重要提示：选择合适的归因模型对收入分配和渠道评估至关重要。

模型对比框架：

def evaluate_attribution_models(model1_data, model2_data, actual_revenue):
    """
    评估不同归因模型的准确性
    """
    models_comparison = {
        'current_attribution': {
            'total_attributed_revenue': model1_data['attributed_revenue'].sum(),
            'accuracy_score': calculate_accuracy(model1_data, actual_revenue)
        },
        'first_install_attribution': {
            'total_attributed_revenue': model2_data['attributed_revenue'].sum(),
            'accuracy_score': calculate_accuracy(model2_data, actual_revenue)
        }
    }

    return models_comparison

隐私合规考虑 #

iOS 14.5+ 适配 #

随着 iOS 14.5 引入的 ATT（App Tracking Transparency）框架，需要特别处理：

IDFA 可用性下降：更多依赖 IDFV 和其他标识符
归因窗口调整：考虑 SKAdNetwork 的 24-48 小时归因窗口
概率性匹配：结合 AppsFlyer 的概率性匹配技术

数据合规框架 #

法规	主要要求	实施建议
GDPR	用户同意、数据最小化	实施数据保留策略，定期清理过期数据
CCPA	用户知情权、删除权	建立用户数据删除机制
LGPD	数据处理透明度	记录数据处理活动日志

def implement_data_retention_policy(events_df, retention_days=730):
    """
    实施数据保留策略
    """
    cutoff_date = datetime.now() - timedelta(days=retention_days)

    # 删除超过保留期的数据
    filtered_events = events_df[events_df['event_time'] >= cutoff_date]

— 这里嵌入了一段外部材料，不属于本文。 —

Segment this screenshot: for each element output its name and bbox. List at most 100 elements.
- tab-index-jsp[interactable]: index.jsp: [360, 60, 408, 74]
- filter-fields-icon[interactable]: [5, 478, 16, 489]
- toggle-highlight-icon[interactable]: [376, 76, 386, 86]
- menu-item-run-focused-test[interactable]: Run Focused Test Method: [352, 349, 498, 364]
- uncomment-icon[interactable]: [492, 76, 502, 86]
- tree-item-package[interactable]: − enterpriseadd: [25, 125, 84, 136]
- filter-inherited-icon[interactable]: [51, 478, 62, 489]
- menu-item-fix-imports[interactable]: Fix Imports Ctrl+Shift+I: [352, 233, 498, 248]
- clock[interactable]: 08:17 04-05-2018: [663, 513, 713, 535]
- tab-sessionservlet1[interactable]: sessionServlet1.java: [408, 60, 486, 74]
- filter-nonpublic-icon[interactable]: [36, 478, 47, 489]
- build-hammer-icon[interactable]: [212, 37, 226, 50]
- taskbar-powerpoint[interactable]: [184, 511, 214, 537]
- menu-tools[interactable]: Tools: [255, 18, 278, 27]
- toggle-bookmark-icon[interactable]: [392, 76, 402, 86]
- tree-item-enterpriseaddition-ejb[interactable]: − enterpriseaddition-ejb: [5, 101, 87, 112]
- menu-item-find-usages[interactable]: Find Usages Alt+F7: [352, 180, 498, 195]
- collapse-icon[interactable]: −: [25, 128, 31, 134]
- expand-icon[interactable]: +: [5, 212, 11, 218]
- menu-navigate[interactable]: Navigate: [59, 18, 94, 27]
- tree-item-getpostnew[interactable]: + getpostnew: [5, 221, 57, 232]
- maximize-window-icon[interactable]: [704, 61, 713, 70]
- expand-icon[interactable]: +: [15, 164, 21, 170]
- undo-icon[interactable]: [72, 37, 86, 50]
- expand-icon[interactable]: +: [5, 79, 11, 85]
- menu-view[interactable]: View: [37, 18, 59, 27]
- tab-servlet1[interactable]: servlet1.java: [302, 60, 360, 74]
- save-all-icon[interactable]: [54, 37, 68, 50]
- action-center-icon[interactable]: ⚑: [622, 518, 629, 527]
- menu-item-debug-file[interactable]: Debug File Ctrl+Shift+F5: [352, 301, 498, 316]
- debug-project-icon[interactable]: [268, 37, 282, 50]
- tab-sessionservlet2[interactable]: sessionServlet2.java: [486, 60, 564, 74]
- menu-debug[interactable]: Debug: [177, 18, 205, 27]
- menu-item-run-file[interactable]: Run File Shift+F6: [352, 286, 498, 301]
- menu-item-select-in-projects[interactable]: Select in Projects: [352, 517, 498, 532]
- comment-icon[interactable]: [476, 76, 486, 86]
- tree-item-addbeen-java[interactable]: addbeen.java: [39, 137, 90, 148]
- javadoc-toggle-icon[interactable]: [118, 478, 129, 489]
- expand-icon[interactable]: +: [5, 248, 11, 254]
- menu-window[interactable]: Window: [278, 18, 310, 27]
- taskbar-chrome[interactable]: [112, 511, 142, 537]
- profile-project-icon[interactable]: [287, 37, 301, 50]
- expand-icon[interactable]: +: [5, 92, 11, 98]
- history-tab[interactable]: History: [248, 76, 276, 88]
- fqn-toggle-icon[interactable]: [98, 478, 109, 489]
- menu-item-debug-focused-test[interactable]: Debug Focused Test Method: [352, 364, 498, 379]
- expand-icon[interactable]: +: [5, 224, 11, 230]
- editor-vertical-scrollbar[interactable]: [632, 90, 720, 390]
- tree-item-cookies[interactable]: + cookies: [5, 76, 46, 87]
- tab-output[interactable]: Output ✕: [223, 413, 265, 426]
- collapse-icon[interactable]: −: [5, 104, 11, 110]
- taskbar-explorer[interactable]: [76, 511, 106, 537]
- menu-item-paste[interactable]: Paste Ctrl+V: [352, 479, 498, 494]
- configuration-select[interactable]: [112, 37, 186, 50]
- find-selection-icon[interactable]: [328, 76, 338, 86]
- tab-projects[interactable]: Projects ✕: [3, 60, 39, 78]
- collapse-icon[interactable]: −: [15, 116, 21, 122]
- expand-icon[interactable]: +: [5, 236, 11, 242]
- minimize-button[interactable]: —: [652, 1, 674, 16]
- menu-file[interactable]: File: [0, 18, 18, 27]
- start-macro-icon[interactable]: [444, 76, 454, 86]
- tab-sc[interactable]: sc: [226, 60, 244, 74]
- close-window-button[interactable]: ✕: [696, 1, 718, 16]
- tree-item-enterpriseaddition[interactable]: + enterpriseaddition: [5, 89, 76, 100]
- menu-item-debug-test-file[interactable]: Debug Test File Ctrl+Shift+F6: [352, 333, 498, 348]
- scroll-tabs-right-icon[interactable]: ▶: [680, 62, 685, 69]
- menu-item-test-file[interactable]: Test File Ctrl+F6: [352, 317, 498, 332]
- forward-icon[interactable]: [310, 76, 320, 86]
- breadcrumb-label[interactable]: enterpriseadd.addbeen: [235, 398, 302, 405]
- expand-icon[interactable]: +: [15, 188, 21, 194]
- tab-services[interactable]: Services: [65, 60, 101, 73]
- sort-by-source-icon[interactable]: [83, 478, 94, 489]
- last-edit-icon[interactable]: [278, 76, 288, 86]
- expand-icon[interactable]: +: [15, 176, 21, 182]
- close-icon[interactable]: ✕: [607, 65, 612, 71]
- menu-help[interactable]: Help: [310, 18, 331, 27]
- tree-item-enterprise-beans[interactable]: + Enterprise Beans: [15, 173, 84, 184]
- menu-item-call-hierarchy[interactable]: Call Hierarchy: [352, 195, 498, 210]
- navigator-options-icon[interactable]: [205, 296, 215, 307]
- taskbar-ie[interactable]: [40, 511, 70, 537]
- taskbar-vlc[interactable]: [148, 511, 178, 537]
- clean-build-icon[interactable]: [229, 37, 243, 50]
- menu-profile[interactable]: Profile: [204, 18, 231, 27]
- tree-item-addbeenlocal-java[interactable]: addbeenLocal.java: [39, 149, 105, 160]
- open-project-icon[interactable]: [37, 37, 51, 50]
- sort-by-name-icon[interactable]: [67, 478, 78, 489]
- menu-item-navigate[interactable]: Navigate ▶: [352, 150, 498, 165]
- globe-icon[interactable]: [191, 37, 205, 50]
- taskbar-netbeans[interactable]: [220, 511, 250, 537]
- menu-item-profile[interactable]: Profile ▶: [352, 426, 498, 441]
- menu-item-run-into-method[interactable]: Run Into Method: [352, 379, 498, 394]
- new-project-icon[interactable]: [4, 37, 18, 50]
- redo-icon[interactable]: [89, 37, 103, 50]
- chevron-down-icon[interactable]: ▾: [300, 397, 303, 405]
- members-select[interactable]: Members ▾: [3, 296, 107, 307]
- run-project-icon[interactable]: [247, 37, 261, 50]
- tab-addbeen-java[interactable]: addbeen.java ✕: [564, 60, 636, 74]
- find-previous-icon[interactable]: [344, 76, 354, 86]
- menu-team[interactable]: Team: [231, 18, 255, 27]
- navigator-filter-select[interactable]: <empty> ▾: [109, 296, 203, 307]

    return filtered_events

总结与最佳实践 #

核心要点 #

通过系统化处理 AppsFlyer 原始数据，我们可以：

全面追踪用户旅程 - 从首次安装到多次重装的完整行为路径
精确评估营销效果 - 区分自然增长和付费获取的真实贡献
优化归因策略 - 选择最适合业务的归因模型
提升用户价值 - 通过深入分析提高用户留存和 LTV

实施路线图 #

第一阶段：基础建设（1-2周） #

建立数据获取流程
实现基础的 AF ID 变化识别
创建基本的监控仪表板

第二阶段：深度分析（2-3周） #

实施高级分析场景
建立归因模型对比框架
开发自动化报告系统

第三阶段：业务应用（持续） #

集成到营销决策流程
优化用户获取策略
持续监控和改进

关键成功因素 #

数据质量是分析成功的基础

完整性：确保获取所有必要的数据字段
准确性：建立数据验证和清洗机制
时效性：实现近实时的数据更新
一致性：统一数据格式和定义标准

未来发展方向 #

随着移动应用生态的不断演进，AF ID 变化分析也需要持续优化：

机器学习集成：使用 ML 模型预测用户行为和流失风险
实时分析：构建实时数据处理和分析能力
跨平台整合：整合多个归因平台的数据进行综合分析
隐私增强技术：采用差分隐私等技术保护用户隐私

通过深入的 AF ID 变化和再归因分析，我们不仅能够更好地理解用户行为，还能为营销策略优化提供数据驱动的洞察，最终实现业务增长和用户价值的双重提升。